Magnificent myth or historic happening? There is no archaeological evidence that specifically buttresses Homer’s 8th-century B.C. version of a ten-year, Bronze Age conflict pitting Mycennaean Greeks against the Trojans (Troy is located in what is today northwestern Turkey) and ending in the fiery destruction of Troy.
Battle scene from a sarcophagus found about an hour's drive east of Troy and dating from about 400 B.C.
Troy was often destroyed and rebuilt, subject as it was to raids and wars, due to its important – and accessible – coastal position controlling the straits between the Aegean and the Black seas, which probably allowed it to grow very rich from trade. So, though we speak of one Trojan War, there were actually many. And though we speak of Troy as a single entity, there were actually several settlements, each superimposed atop another over a span of time stretching to about 4,500 years. Troy 1 was the smaller, simpler settlement from the early Bronze Age. A later city built on the same site, Troy 6, is the one most frequently associated with what we refer to as The Trojan War.
It’s likely that Homer did what Hollywood is now doing. He took a fairly long and complex historical tradition of conflict, and he condensed it, made it simpler to understand and spiced it up with romance and rivalries.
• Was Homer even a real person? It’s not certain. Homer is believed to have been a blind Ionian poet, perhaps from Smyrna or the Island of Chios, who composed the story of the Iliad in about 730 B.C. and the Odyssey later, around 700 B.C., about six centuries after the events had supposedly occurred.
• Did Homer really compose the 24 books of the Iliad and the later work, the Odyssey, himself?
Trojan coin depicting Trojan War hero, Hector, throwing firebrands at the Greek ships. It dates from the second century A.D.
He likely collected stories that had been recited by traveling bards for more than 500 years. He’s actually part of an oral tradition of many poets reciting from memory; however, Homer probably repackaged, condensed and unified the stories of others..
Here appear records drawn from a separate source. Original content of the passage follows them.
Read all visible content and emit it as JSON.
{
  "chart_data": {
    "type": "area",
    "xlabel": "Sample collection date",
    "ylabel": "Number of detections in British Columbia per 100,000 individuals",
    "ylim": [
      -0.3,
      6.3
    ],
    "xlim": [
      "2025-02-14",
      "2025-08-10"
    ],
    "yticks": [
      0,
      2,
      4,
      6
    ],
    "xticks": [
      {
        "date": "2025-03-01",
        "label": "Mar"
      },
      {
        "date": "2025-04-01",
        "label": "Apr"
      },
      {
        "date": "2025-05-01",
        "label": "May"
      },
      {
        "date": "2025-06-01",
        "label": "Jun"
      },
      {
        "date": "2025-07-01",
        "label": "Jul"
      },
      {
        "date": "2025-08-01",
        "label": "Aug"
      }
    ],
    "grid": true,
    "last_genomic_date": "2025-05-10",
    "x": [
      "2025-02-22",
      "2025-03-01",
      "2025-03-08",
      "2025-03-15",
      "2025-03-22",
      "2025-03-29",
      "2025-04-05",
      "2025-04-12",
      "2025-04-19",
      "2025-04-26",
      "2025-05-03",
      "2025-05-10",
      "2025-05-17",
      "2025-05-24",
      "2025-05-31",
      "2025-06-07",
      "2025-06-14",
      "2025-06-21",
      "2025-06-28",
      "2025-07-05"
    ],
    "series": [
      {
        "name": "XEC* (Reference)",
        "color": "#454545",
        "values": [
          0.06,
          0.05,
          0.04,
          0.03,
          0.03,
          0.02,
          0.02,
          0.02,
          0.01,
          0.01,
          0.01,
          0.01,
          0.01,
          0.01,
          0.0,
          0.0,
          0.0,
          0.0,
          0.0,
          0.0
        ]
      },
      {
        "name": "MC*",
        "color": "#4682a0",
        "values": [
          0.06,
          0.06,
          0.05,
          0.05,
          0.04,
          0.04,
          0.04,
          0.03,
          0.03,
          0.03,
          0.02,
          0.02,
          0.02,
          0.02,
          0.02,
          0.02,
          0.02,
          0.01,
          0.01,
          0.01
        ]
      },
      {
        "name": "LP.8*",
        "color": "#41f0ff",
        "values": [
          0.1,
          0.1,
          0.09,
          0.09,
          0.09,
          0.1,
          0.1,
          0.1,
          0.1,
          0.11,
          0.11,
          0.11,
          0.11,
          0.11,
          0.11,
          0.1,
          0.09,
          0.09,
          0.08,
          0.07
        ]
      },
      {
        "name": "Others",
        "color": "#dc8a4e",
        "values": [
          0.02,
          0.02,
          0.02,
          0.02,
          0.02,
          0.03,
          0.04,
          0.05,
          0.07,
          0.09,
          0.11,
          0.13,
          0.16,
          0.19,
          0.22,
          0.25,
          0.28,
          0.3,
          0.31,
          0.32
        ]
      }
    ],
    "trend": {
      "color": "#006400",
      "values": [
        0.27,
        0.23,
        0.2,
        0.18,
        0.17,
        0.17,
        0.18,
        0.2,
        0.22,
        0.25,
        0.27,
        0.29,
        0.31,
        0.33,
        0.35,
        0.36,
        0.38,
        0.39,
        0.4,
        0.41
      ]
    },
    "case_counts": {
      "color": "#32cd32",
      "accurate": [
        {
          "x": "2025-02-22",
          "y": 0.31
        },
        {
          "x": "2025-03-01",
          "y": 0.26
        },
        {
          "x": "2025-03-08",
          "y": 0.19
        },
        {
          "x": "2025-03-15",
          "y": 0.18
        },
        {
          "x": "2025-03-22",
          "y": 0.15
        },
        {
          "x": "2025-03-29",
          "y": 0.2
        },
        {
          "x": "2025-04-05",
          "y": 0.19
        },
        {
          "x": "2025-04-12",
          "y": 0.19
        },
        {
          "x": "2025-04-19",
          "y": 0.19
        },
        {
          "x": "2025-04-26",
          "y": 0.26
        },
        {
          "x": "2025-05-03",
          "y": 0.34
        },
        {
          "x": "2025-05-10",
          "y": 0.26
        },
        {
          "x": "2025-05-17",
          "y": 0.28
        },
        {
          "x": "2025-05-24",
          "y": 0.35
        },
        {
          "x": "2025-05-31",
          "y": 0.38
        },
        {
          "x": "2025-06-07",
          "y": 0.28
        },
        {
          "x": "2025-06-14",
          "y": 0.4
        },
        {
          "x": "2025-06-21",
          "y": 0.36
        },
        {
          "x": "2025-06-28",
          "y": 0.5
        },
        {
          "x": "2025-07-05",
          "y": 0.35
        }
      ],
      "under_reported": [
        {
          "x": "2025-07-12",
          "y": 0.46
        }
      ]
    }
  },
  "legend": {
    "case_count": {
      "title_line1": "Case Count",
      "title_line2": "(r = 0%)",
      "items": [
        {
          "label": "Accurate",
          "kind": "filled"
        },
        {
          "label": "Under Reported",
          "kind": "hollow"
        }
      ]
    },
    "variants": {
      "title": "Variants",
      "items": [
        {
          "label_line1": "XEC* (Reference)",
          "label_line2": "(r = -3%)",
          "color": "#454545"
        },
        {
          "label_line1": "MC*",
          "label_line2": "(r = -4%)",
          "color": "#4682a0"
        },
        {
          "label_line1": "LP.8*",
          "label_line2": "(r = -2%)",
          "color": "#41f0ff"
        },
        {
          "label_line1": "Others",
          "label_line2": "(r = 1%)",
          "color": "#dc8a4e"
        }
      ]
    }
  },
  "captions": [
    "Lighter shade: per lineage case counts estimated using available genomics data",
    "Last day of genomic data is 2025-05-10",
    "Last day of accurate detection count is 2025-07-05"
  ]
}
• Was it really all over a woman?
There is no archaeological evidence for this. Any Trojan War of the period may have been due to a rivalry between the Greeks and the Hittite empire in central Turkey for control of this strategically important location.
• Could the Greeks really have launched more than a thousand ships in an effort to conquer Troy?
No. The settlements of Greece during the late Bronze Age could not have mustered that kind of sea power.
• Would any siege really have lasted 10 years?
LImestone defensive wall from the period of the Trojan War of epic fame
During the Bronze Age (about 3000 to 1000 B.C.), Troy would have been well fortified, with large towers, heavily protected gates and limestone walls. Because of the sophisticated fortifications that would have been found there – including defensive ditches – it would have been an extraordinarily difficult site to conquer. So it seems likely that any ancient war there – including that described in the Iliad – would have taken a long time. Maybe Homer picked 10 years as the war’s duration because 10 years was how long a mythic war between the gods and earthly giants was believed to have lasted.
• Did the war really end with a horse? No. There’s no archaeological evidence for this, and its (the hollow horse) existence was doubted even by the ancient Greeks.
• Did the fall of Troy really lead to the founding of Rome?
An early Bronze Age wooden defensive wall once stood here in what was Troy's lower city at the time.
No. Even though Virgil’s Aeneid states that Rome was founded by Aeneas, one of the few Trojan nobles to supposedly survive the 12th century B.C. fall of Troy, that’s impossible. Rome was not founded until 400 years after the fall of Troy that is recounted by Homer. The Romans believed that the Trojan hero, Aeneas, and other refugees from that war settled in central Italy. They further believed that it was two descendents of Aeneas – Romulus and Remus – who purportedly founded the city in 753 B.C. Thus, Aeneas was viewed as the father of the Roman people. Still, the connection with Troy was strong enough that the Romans turned Troy into something of an ancient world “tourist trap.” The Romans went there to find their roots, so to speak.